The Monetary Policy Committee (MPC) of the Reserve Bank of India (RBI) did well to increase the policy repo rate by 50 basis points to 5.4 per cent last week. The standing deposit facility and marginal standing facility rates were adjusted accordingly to 5.15 and 5.65 per cent, respectively. A section of the market was expecting the committee to go slow, which was reflected in higher bond prices in the run-up to the policy meeting. However, the MPC had strong reasons to do what it did. Although the retail inflation rate has moderated in recent months, it still remains elevated and above the tolerance band of the RBI. The retail inflation rate was 7 per cent in June — the sixth consecutive month when it remained above the RBI’s upper end of the tolerance band. Since the MPC expects inflation to remain above the tolerance band till the third quarter of this fiscal year, going slow in terms of increasing the policy rate would have affected expectations. Further, the real policy rate is still deeply negative and it’s sensible to make the correction as soon as possible.
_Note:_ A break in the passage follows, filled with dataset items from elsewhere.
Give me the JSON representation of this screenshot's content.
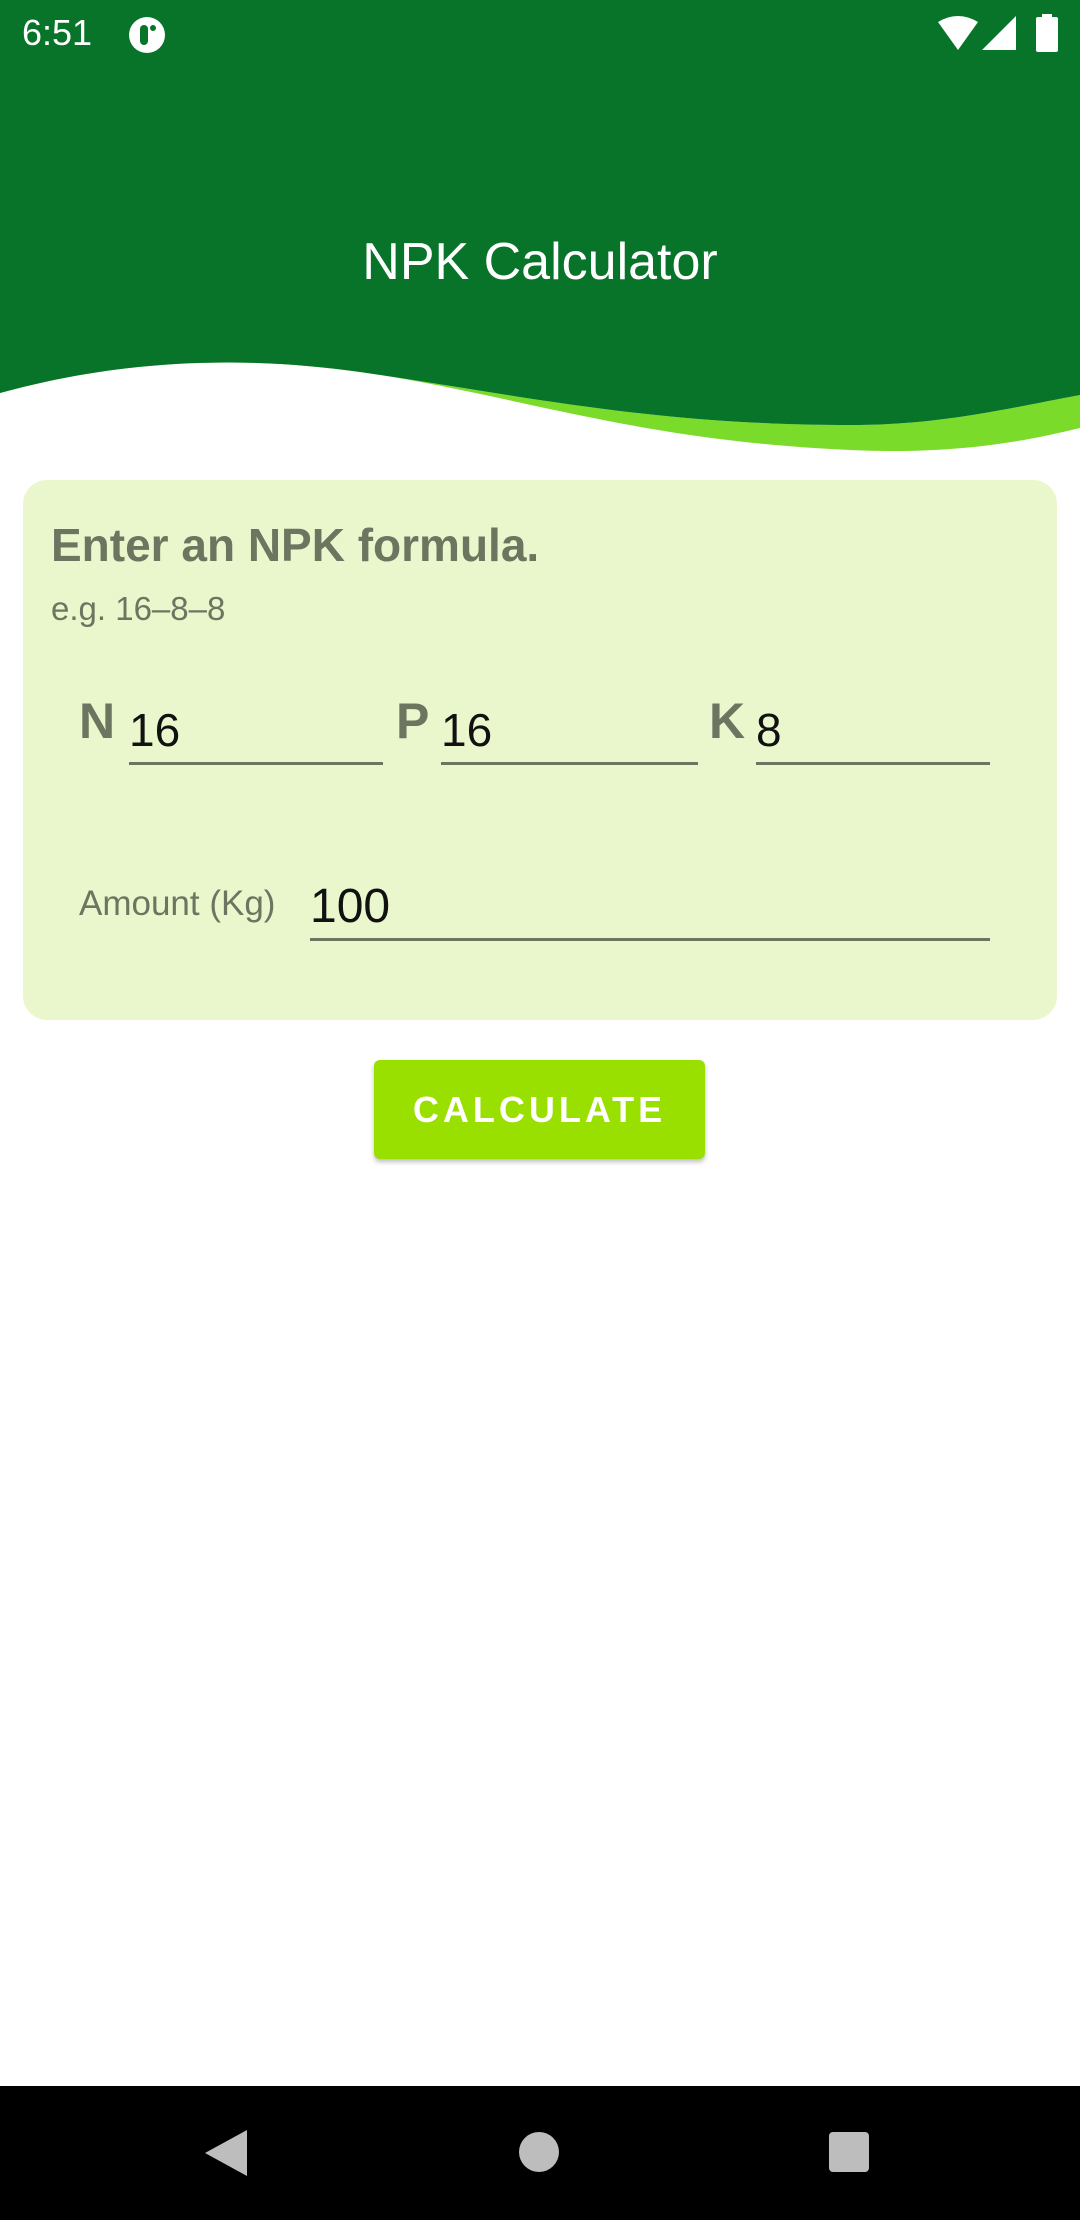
{
  "status_bar": {
    "time": "6:51",
    "icons": [
      "app-notification-icon",
      "wifi-icon",
      "signal-icon",
      "battery-icon"
    ]
  },
  "header": {
    "title": "NPK Calculator"
  },
  "colors": {
    "header_green": "#07742a",
    "wave_lime": "#7adb2a",
    "card_bg": "#eaf7cc",
    "button": "#99e000"
  },
  "form": {
    "prompt": "Enter an NPK formula.",
    "example": "e.g. 16–8–8",
    "n_label": "N",
    "n_value": "16",
    "p_label": "P",
    "p_value": "16",
    "k_label": "K",
    "k_value": "8",
    "amount_label": "Amount (Kg)",
    "amount_value": "100"
  },
  "calculate_label": "CALCULATE",
  "nav_bar": {
    "icons": [
      "back-icon",
      "home-icon",
      "recents-icon"
    ]
  }
}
While the policy action last week pushed the repo rate above the pre-pandemic level of 5.15 per cent, rate decisions from here on will become somewhat trickier for the MPC. Although the committee has not changed its inflation forecast for the fiscal year, it expects the rate to moderate to 5.8 per cent in the fourth quarter, and further to 5 per cent in the first quarter of 2023-24. The inflation outlook, to be fair, remains uncertain and outcomes would depend on a variety of factors. Although global commodity prices have come down in recent weeks, the ongoing Ukraine war continues to pose risks to energy prices. A sudden decline in gas supply to Europe, for instance, could again push up global energy prices. Sustained higher global inflation would also remain a risk, while higher than expected policy tightening in advanced economies could lead to an extended period of currency market volatility with implications for inflation outcomes in India.
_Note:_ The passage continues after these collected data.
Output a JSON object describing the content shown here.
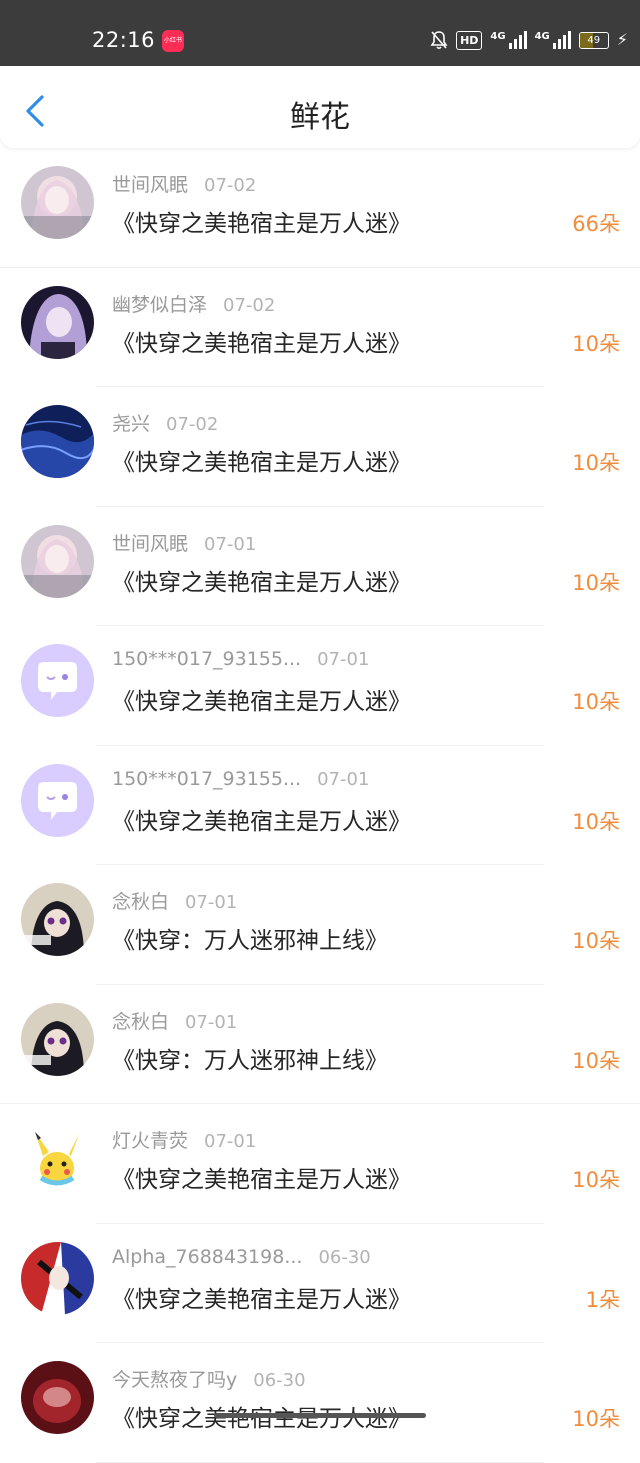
{
  "status_bar": {
    "time": "22:16",
    "app_badge": "小红书",
    "hd": "HD",
    "net1": "4G",
    "net2": "4G",
    "battery": "49",
    "battery_level": 0.49
  },
  "header": {
    "title": "鲜花"
  },
  "colors": {
    "flower_count": "#f28c3c",
    "username": "#9a9a9a",
    "title_text": "#262626"
  },
  "records": [
    {
      "user": "世间风眠",
      "date": "07-02",
      "book": "《快穿之美艳宿主是万人迷》",
      "count": "66朵",
      "avatar": "anime-girl-pink"
    },
    {
      "user": "幽梦似白泽",
      "date": "07-02",
      "book": "《快穿之美艳宿主是万人迷》",
      "count": "10朵",
      "avatar": "anime-girl-purple"
    },
    {
      "user": "尧兴",
      "date": "07-02",
      "book": "《快穿之美艳宿主是万人迷》",
      "count": "10朵",
      "avatar": "blue-ocean"
    },
    {
      "user": "世间风眠",
      "date": "07-01",
      "book": "《快穿之美艳宿主是万人迷》",
      "count": "10朵",
      "avatar": "anime-girl-pink"
    },
    {
      "user": "150***017_93155...",
      "date": "07-01",
      "book": "《快穿之美艳宿主是万人迷》",
      "count": "10朵",
      "avatar": "default-chat"
    },
    {
      "user": "150***017_93155...",
      "date": "07-01",
      "book": "《快穿之美艳宿主是万人迷》",
      "count": "10朵",
      "avatar": "default-chat"
    },
    {
      "user": "念秋白",
      "date": "07-01",
      "book": "《快穿：万人迷邪神上线》",
      "count": "10朵",
      "avatar": "anime-boy-dark"
    },
    {
      "user": "念秋白",
      "date": "07-01",
      "book": "《快穿：万人迷邪神上线》",
      "count": "10朵",
      "avatar": "anime-boy-dark"
    },
    {
      "user": "灯火青荧",
      "date": "07-01",
      "book": "《快穿之美艳宿主是万人迷》",
      "count": "10朵",
      "avatar": "pikachu"
    },
    {
      "user": "Alpha_768843198...",
      "date": "06-30",
      "book": "《快穿之美艳宿主是万人迷》",
      "count": "1朵",
      "avatar": "anime-red-blue"
    },
    {
      "user": "今天熬夜了吗y",
      "date": "06-30",
      "book": "《快穿之美艳宿主是万人迷》",
      "count": "10朵",
      "avatar": "red-photo"
    }
  ]
}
Besides international and domestic risks, such as the progress of the monsoon, policy decisions over the coming months would also depend on the expected natural rate of interest, or the appropriate real policy rate. A recent research article by economists at the RBI noted that the natural rate might have moderated after the pandemic, and estimated it to be at 0.8 to 1 per cent in the third quarter of 2021-22. Since the rate is difficult to determine, particularly in times of heightened uncertainty, assuming the RBI estimates hold, the policy rate would need to go up to a level above 6 per cent by the first quarter of the next fiscal year. The MPC, thus, would need to determine how quickly it intends to reach that level. The decision would clearly depend on how inflation conditions evolve till the next meeting of the committee. An upside surprise, which remains a possibility, would require another 50 basis point hike in September. Moderation in inflationary pressure, on the other hand, would allow the MPC to go for a lower rate hike with clear guidance as to what it intends to attain over the coming quarters.